Sonstige Betriebskosten

  • müssen im Mietervertrag explizit ausgewiesen sein. Anerkannt werden beispielsweise Aufwendungen für Schwimmbäder, Saunen oder Wartungskosten für Feuerlöscher

Straßenreinigung

  • Allgemeine Gebühren für Straßenreinigung
  • Kosten für die Beseitigung von Eis und Schnee
  • Kosten für Streudienste

Verbundene Heizungs- und Warmwasserversorgung

  • Umlagefähig, sofern nicht unter Heizung oder Warmwasser berechnet

Versicherungen

  • Sach- und Haftpflichtversicherung (Feuer, Sturmschäden, Wasserschäden, sonstige Elementarschäden)
  • Öltankversicherung

Warmwasser

  • Betriebskosten für zentrale Warmwasserversorgung
  • Wartung von Warmwassergeräten

Wäschepflegeeinrichtung

  • Stromkosten
  • Wartungskosten, Pflegekosten und Reinigungskosten für Gemeinschaftswaschkeller
  • Wasserkosten, sofern nicht unter Wasserversorgung erfasst
  • Kosten für Gemeinschaftswäschetrockner und Gemeinschaftsbügelautomaten

Wasserversorgung

  • Abrechnung gemäß Zählerstand
  • Bei Mehrfamilienhäusern ist die Umlage der Kosten für die jährlich vorgeschriebene Legionellenprüfung möglich
  • Grundgebühren und Betriebskosten
  • Wartungskosten und Eichkosten von Wasserzählern, Aufbereitungsanlagen oder Versorgungsanlagen.

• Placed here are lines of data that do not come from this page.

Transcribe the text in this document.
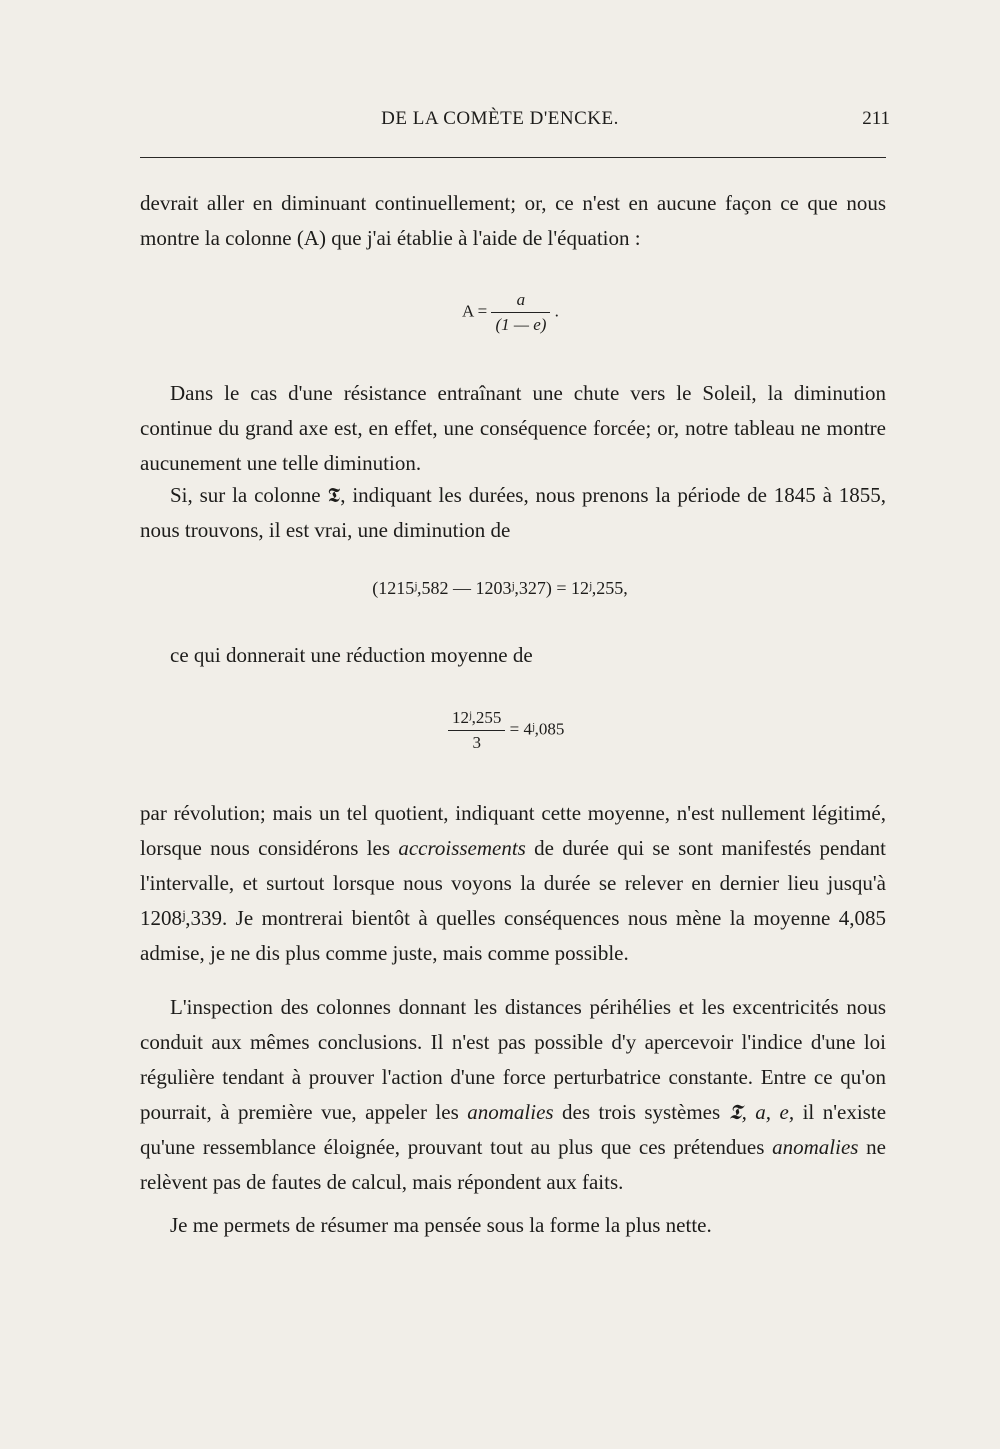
DE LA COMÈTE D'ENCKE.	211

devrait aller en diminuant continuellement; or, ce n'est en aucune façon ce que nous montre la colonne (A) que j'ai établie à l'aide de l'équation :

$A = \frac{a}{(1 — e)}$ .

Dans le cas d'une résistance entraînant une chute vers le Soleil, la diminution continue du grand axe est, en effet, une conséquence forcée; or, notre tableau ne montre aucunement une telle diminution.

Si, sur la colonne 𝕿, indiquant les durées, nous prenons la période de 1845 à 1855, nous trouvons, il est vrai, une diminution de

(1215ʲ,582 — 1203ʲ,327) = 12ʲ,255,

ce qui donnerait une réduction moyenne de

$\frac{\text{12ʲ,255}}{3}$ = 4ʲ,085

par révolution; mais un tel quotient, indiquant cette moyenne, n'est nullement légitimé, lorsque nous considérons les accroissements de durée qui se sont manifestés pendant l'intervalle, et surtout lorsque nous voyons la durée se relever en dernier lieu jusqu'à 1208ʲ,339. Je montrerai bientôt à quelles conséquences nous mène la moyenne 4,085 admise, je ne dis plus comme juste, mais comme possible.

L'inspection des colonnes donnant les distances périhélies et les excentricités nous conduit aux mêmes conclusions. Il n'est pas possible d'y apercevoir l'indice d'une loi régulière tendant à prouver l'action d'une force perturbatrice constante. Entre ce qu'on pourrait, à première vue, appeler les anomalies des trois systèmes 𝕿, a, e, il n'existe qu'une ressemblance éloignée, prouvant tout au plus que ces prétendues anomalies ne relèvent pas de fautes de calcul, mais répondent aux faits.

Je me permets de résumer ma pensée sous la forme la plus nette.
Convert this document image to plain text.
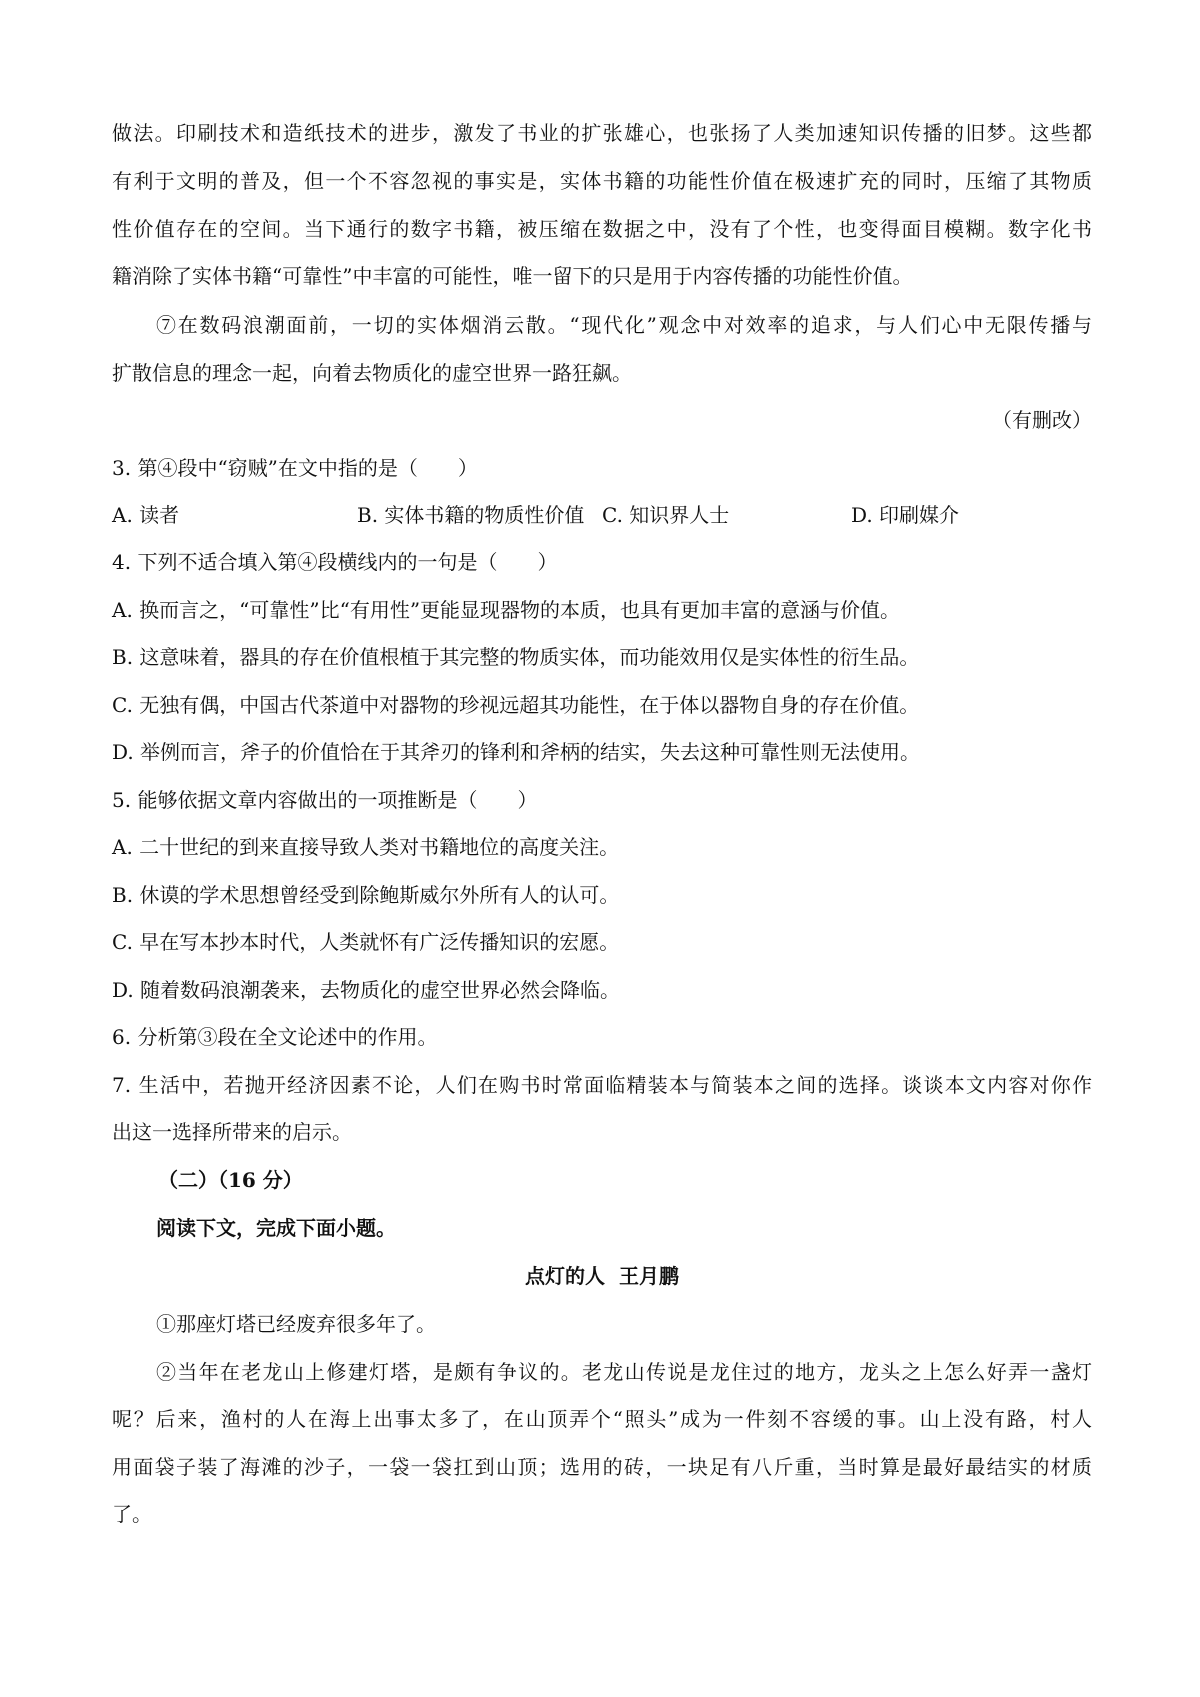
做法。印刷技术和造纸技术的进步，激发了书业的扩张雄心，也张扬了人类加速知识传播的旧梦。这些都
有利于文明的普及，但一个不容忽视的事实是，实体书籍的功能性价值在极速扩充的同时，压缩了其物质
性价值存在的空间。当下通行的数字书籍，被压缩在数据之中，没有了个性，也变得面目模糊。数字化书
籍消除了实体书籍“可靠性”中丰富的可能性，唯一留下的只是用于内容传播的功能性价值。
⑦在数码浪潮面前，一切的实体烟消云散。“现代化”观念中对效率的追求，与人们心中无限传播与
扩散信息的理念一起，向着去物质化的虚空世界一路狂飙。
（有删改）
3. 第④段中“窃贼”在文中指的是（　　）
A. 读者	B. 实体书籍的物质性价值 C. 知识界人士	D. 印刷媒介
4. 下列不适合填入第④段横线内的一句是（　　）
A. 换而言之，“可靠性”比“有用性”更能显现器物的本质，也具有更加丰富的意涵与价值。
B. 这意味着，器具的存在价值根植于其完整的物质实体，而功能效用仅是实体性的衍生品。
C. 无独有偶，中国古代茶道中对器物的珍视远超其功能性，在于体以器物自身的存在价值。
D. 举例而言，斧子的价值恰在于其斧刃的锋利和斧柄的结实，失去这种可靠性则无法使用。
5. 能够依据文章内容做出的一项推断是（　　）
A. 二十世纪的到来直接导致人类对书籍地位的高度关注。
B. 休谟的学术思想曾经受到除鲍斯威尔外所有人的认可。
C. 早在写本抄本时代，人类就怀有广泛传播知识的宏愿。
D. 随着数码浪潮袭来，去物质化的虚空世界必然会降临。
6. 分析第③段在全文论述中的作用。
7. 生活中，若抛开经济因素不论，人们在购书时常面临精装本与简装本之间的选择。谈谈本文内容对你作
出这一选择所带来的启示。
（二）（16 分）
阅读下文，完成下面小题。
点灯的人  王月鹏
①那座灯塔已经废弃很多年了。
②当年在老龙山上修建灯塔，是颇有争议的。老龙山传说是龙住过的地方，龙头之上怎么好弄一盏灯
呢？后来，渔村的人在海上出事太多了，在山顶弄个“照头”成为一件刻不容缓的事。山上没有路，村人
用面袋子装了海滩的沙子，一袋一袋扛到山顶；选用的砖，一块足有八斤重，当时算是最好最结实的材质
了。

Berechnung der Nebenkosten

Als Vermieter hast Du die Pflicht, innerhalb von zwölf Monaten dem Mieter die Nebenkostenabrechnung für das vergangene Jahr zu präsentieren (§ 556 Abs. 3 BGB). Versäumst Du diese Frist, muss der Mieter für die Kosten nicht mehr aufkommen. Achte besonders auf Deine Berechnungen, denn jeder Rechenfehler kann als unkorrekte Abrechnung gewertet werden. Auf Verlangen musst Du dem Mieter die einzelnen Belege, auf deren Grundlage die Abrechnung erstellt wurde, zur Einsicht vorlegen.

Heizkosten und Warmwasserkosten sind grundsätzlich nach Verbrauch abzurechnen. Die Rechnung gilt als fehlerhaft, wenn der tatsächliche Verbrauch nicht angegeben ist. Hingegen werden Grundsteuern in der Regel nach Wohnfläche berechnet. Der Kaltwasserverbrauch und das Abwasser dürfen in einem Posten erscheinen. Niederschlagswassergebühr kannst Du nur umlegen, wenn Du sie im Mietvertrag ausdrücklich nennst. Bei den Reinigungskosten ist zwar die Umlage von Personal und Putzmitteln erlaubt, jedoch nicht, wenn es sich um Sonderreinigungen aufgrund von Baumaßnahmen handelt.

Rauchmelder – Uneinigkeit bei den Gerichten

Wie Kosten für Rauchmelder zu handhaben sind, beurteilen die Gerichte sehr differenziert. Laut Amtsgericht Dortmund dürfen weder die Kosten für die Wartung noch der Aufwand für die Miete von Rauchmeldern auf den Mieter umgelegt werden. Das Landgericht Hagen vertritt hingegen die Meinung, dass diese Kosten insgesamt als Betriebskosten umlagefähig sind. Inzwischen wurde der Bundesgerichtshof angerufen, eine Entscheidung steht jedoch noch aus.

Fazit

Als Immobilieninvestor hast Du die Möglichkeit, den größten Teil Deiner laufenden Betriebskosten auf Deine Mieter umzulegen. Wichtig ist bei den Abrechnungen nicht nur, dass sie exakt sind. Sie müssen dem Mieter innerhalb einer Frist von zwölf Monaten vorgelegt werden, damit der Anspruch auf Erstattung nicht verloren geht. Nebenkosten, die nicht im Mietvertrag deklariert sind, dürfen nicht in Rechnung gestellt werden.